Time taken to train the neural network using TensorFlow with Horovod on AWS infrastructure.

Training throughput for Apache MXNet

~44,000 Images/Sec

The speed at which images were processed during training with Apache MXNet.

Training throughput for TensorFlow + Horovod

~41,000 Images/Sec

The speed at which images were processed during training with TensorFlow and Horovod.

Achieved Top-1 Validation Accuracy for Apache MXNet

75.75%

The accuracy achieved after training the model with Apache MXNet.

Achieved Top-1 Validation Accuracy for TensorFlow + Horovod

75.54%

The accuracy achieved after training the model with TensorFlow and Horovod.

Scaling Efficiency for Apache MXNet

92%

The efficiency of scaling the training process using Apache MXNet.
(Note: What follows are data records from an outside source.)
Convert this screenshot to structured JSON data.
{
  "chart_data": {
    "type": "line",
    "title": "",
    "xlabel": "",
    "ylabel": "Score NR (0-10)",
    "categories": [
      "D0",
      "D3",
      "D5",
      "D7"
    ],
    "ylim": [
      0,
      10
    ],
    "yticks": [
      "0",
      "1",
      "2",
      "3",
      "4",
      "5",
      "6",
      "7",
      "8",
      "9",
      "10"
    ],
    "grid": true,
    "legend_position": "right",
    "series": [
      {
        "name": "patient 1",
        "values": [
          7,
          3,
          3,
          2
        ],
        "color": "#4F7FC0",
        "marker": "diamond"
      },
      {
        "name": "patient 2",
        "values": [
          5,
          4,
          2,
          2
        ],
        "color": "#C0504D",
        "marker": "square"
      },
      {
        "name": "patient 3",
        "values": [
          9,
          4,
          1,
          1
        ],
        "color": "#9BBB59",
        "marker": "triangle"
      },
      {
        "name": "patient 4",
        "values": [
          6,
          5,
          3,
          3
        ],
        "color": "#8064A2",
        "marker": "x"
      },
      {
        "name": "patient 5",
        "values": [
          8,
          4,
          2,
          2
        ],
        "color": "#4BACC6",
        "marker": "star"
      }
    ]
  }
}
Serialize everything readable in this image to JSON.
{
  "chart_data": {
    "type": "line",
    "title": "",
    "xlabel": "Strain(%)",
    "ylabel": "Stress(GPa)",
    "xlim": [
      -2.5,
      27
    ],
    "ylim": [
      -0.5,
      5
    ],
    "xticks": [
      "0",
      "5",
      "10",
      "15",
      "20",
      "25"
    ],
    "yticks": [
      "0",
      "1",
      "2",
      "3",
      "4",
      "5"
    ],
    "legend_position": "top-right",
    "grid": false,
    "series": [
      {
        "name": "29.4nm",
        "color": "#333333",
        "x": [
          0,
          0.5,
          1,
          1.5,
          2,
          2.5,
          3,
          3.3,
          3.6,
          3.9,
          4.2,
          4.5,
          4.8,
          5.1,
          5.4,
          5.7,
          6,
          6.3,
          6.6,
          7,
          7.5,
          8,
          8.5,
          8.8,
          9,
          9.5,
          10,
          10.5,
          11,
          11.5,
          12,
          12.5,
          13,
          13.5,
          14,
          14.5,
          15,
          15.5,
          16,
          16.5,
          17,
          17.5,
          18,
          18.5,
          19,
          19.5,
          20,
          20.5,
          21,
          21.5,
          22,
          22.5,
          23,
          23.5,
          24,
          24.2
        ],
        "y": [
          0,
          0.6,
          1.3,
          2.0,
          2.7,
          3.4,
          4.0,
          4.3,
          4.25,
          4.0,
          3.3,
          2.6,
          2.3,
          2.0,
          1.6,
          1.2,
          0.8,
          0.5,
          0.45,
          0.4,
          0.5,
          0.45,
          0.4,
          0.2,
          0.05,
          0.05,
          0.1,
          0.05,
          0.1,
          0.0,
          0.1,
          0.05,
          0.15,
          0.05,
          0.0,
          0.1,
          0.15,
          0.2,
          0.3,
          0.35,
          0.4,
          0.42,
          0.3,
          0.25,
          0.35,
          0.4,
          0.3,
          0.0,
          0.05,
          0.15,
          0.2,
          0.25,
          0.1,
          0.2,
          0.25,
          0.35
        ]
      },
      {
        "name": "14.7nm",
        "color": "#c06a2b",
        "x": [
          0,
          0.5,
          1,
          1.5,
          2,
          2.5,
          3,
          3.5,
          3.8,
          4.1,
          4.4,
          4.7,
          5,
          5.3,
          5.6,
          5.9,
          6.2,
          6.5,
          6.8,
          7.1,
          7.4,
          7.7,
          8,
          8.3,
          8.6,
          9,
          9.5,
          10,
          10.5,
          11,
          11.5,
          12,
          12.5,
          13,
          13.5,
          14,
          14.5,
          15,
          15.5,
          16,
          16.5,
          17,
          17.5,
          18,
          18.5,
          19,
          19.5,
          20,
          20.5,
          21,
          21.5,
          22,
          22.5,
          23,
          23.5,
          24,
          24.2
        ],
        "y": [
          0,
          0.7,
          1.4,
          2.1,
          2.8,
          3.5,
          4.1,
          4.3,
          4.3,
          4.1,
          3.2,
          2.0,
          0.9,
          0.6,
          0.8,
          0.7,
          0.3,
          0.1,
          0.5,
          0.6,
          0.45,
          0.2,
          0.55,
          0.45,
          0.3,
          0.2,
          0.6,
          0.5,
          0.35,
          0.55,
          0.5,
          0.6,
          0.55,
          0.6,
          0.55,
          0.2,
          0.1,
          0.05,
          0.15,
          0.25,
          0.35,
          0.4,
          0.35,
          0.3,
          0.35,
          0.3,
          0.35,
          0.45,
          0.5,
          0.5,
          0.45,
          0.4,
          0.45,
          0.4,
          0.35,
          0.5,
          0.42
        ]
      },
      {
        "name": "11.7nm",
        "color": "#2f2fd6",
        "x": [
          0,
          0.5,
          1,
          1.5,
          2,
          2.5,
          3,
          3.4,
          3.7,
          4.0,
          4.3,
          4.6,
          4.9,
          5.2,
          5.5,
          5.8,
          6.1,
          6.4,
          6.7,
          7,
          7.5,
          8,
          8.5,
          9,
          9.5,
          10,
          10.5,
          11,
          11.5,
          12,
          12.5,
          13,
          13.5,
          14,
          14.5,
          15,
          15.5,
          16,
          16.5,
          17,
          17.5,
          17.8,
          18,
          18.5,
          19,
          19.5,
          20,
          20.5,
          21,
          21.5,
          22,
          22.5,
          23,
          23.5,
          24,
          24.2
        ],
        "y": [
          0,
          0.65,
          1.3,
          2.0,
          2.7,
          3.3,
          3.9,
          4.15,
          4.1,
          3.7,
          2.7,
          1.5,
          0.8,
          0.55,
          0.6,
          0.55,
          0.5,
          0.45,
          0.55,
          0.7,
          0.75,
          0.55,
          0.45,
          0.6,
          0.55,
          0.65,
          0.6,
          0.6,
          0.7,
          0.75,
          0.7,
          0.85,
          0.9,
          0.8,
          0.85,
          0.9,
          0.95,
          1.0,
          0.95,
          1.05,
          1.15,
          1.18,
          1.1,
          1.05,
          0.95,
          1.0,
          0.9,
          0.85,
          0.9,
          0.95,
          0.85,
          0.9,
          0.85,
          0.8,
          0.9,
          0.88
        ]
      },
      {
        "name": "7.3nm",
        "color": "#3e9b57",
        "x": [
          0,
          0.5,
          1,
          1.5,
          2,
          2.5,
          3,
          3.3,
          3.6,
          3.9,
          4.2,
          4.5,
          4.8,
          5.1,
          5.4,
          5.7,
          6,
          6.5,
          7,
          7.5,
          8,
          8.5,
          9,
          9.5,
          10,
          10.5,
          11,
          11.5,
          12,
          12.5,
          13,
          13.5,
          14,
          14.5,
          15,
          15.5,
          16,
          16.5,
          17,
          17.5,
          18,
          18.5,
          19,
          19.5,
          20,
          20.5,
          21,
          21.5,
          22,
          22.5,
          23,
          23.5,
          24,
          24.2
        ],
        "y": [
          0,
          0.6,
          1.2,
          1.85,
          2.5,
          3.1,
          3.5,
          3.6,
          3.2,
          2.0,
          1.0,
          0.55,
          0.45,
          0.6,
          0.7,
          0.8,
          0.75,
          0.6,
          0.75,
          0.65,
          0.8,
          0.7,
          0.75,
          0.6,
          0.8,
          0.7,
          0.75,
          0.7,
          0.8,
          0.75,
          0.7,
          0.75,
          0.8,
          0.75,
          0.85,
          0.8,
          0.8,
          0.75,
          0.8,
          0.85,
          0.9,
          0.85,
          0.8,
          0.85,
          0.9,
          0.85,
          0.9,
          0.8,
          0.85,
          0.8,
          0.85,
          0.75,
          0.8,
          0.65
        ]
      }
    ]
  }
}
Scaling Efficiency for TensorFlow + Horovod

90%

The efficiency of scaling the training process using TensorFlow and Horovod.

Technologies & Tools

Some links below are affiliate links. We may earn a commission if you make a purchase.

Hardware

Nvidia V100 Tensor Core Gpus

Used for accelerating deep learning training processes.

Framework

Apache Mxnet

One of the frameworks used for training deep learning models.

Framework

Tensorflow

Another framework used for training deep learning models, specifically with Horovod.

Cloud Service

AWS EC2 P3 Instances

Infrastructure used for hosting the training processes.

Key Actionable Insights

1
Utilizing distributed/multi-node synchronous training can drastically reduce deep learning training times.
This approach allows developers to leverage multiple GPUs effectively, making it suitable for large datasets and complex models, particularly when time is a critical factor.

2
Benchmarking different frameworks can help identify the most efficient tools for specific deep learning tasks.
By comparing training times and accuracy metrics, developers can make informed decisions on which frameworks to adopt based on their project requirements.

Common Pitfalls

1

Neglecting to benchmark different frameworks can lead to suboptimal performance.

Without proper benchmarking, developers may miss out on using the most efficient tools for their specific deep learning tasks, resulting in longer training times and lower accuracy.